In a tableau not seen since the Prussians called a 24-hour time-out during the Franco-Prussian War out of respect when Marcel Marceau died (EDITOR: Got that off of Wikipedia. Does that sound right?) [Oh, now I have to fact-check these? —Ed.], Samsung paused to honor Steve Jobs and flags flew at half mast at Microsoft. Google’s Eric Schmidt told perhaps the Macalope’s favorite story about Jobs that he hadn’t heard before:
I should tell you this story. We’re in a meeting at NeXT, before Steve went back to Apple. I’ve got my chief scientist. After the meeting, we leave and try to unravel the argument to figure out where Steve was wrong—because he was obviously wrong. And we couldn’t do it. We’re standing in the parking lot. He sees us from his office, and he comes back out to argue with us some more. It was over a technical issue involving Objective C, a computer language. Why he would care about this was beyond me. I’ve never seen that kind of passion.
We should all care about something so much.
Even former Gizmodo editor Brian Lam was genuinely contrite:
I just feel lucky I had the chance to tell a kind man that I was sorry for being an [expletive] before it was too late.
It’s true.
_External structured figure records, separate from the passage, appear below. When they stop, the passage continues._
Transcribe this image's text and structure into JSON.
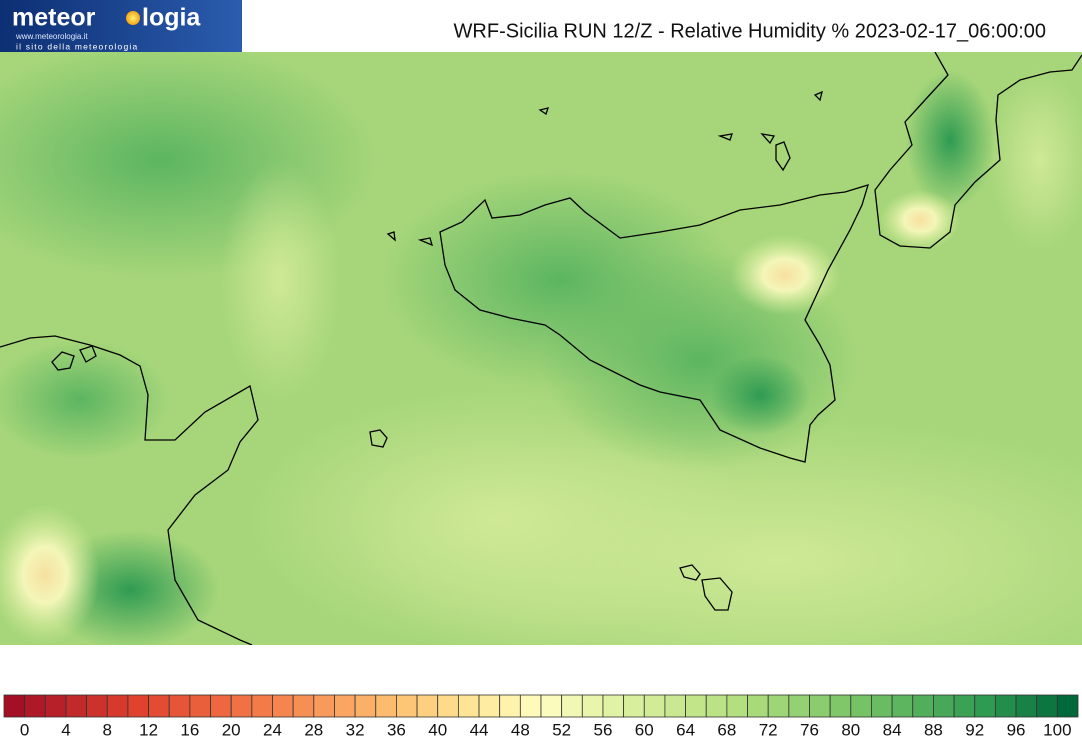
{
  "header": {
    "logo": {
      "name_left": "meteor",
      "name_right": "logia",
      "url": "www.meteorologia.it",
      "tagline": "il sito della meteorologia"
    },
    "title": "WRF-Sicilia RUN 12/Z - Relative Humidity % 2023-02-17_06:00:00"
  },
  "colorbar": {
    "labels": [
      0,
      4,
      8,
      12,
      16,
      20,
      24,
      28,
      32,
      36,
      40,
      44,
      48,
      52,
      56,
      60,
      64,
      68,
      72,
      76,
      80,
      84,
      88,
      92,
      96,
      100
    ]
  }
}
He was an [expletive]. A pretty big [expletive], if we’re all being honest. But his piece is a heartfelt apology and retrospective on his relationship with Jobs.
There’s more, of course. Google postponed the Nexus Prime/Ice Cream Sandwich launch, seemingly out of consideration for Jobs, and there were tributes from John Sculley and so many others Jobs butted heads with over the years.
Respect isn’t so hard. The only real requirement is having a soul.
To those people outside the “Apple community” who put aside your differences, your grudges and even your legitimate complaints to show your respect to Steve Jobs, thank you. We hope when the time comes we can return the magnanimity you showed this week.
[Editors’ Note: In addition to being a mythical beast, the Macalope is not an employee of Macworld. As a result, the Macalope is always free to criticize any media organization. Even ours.]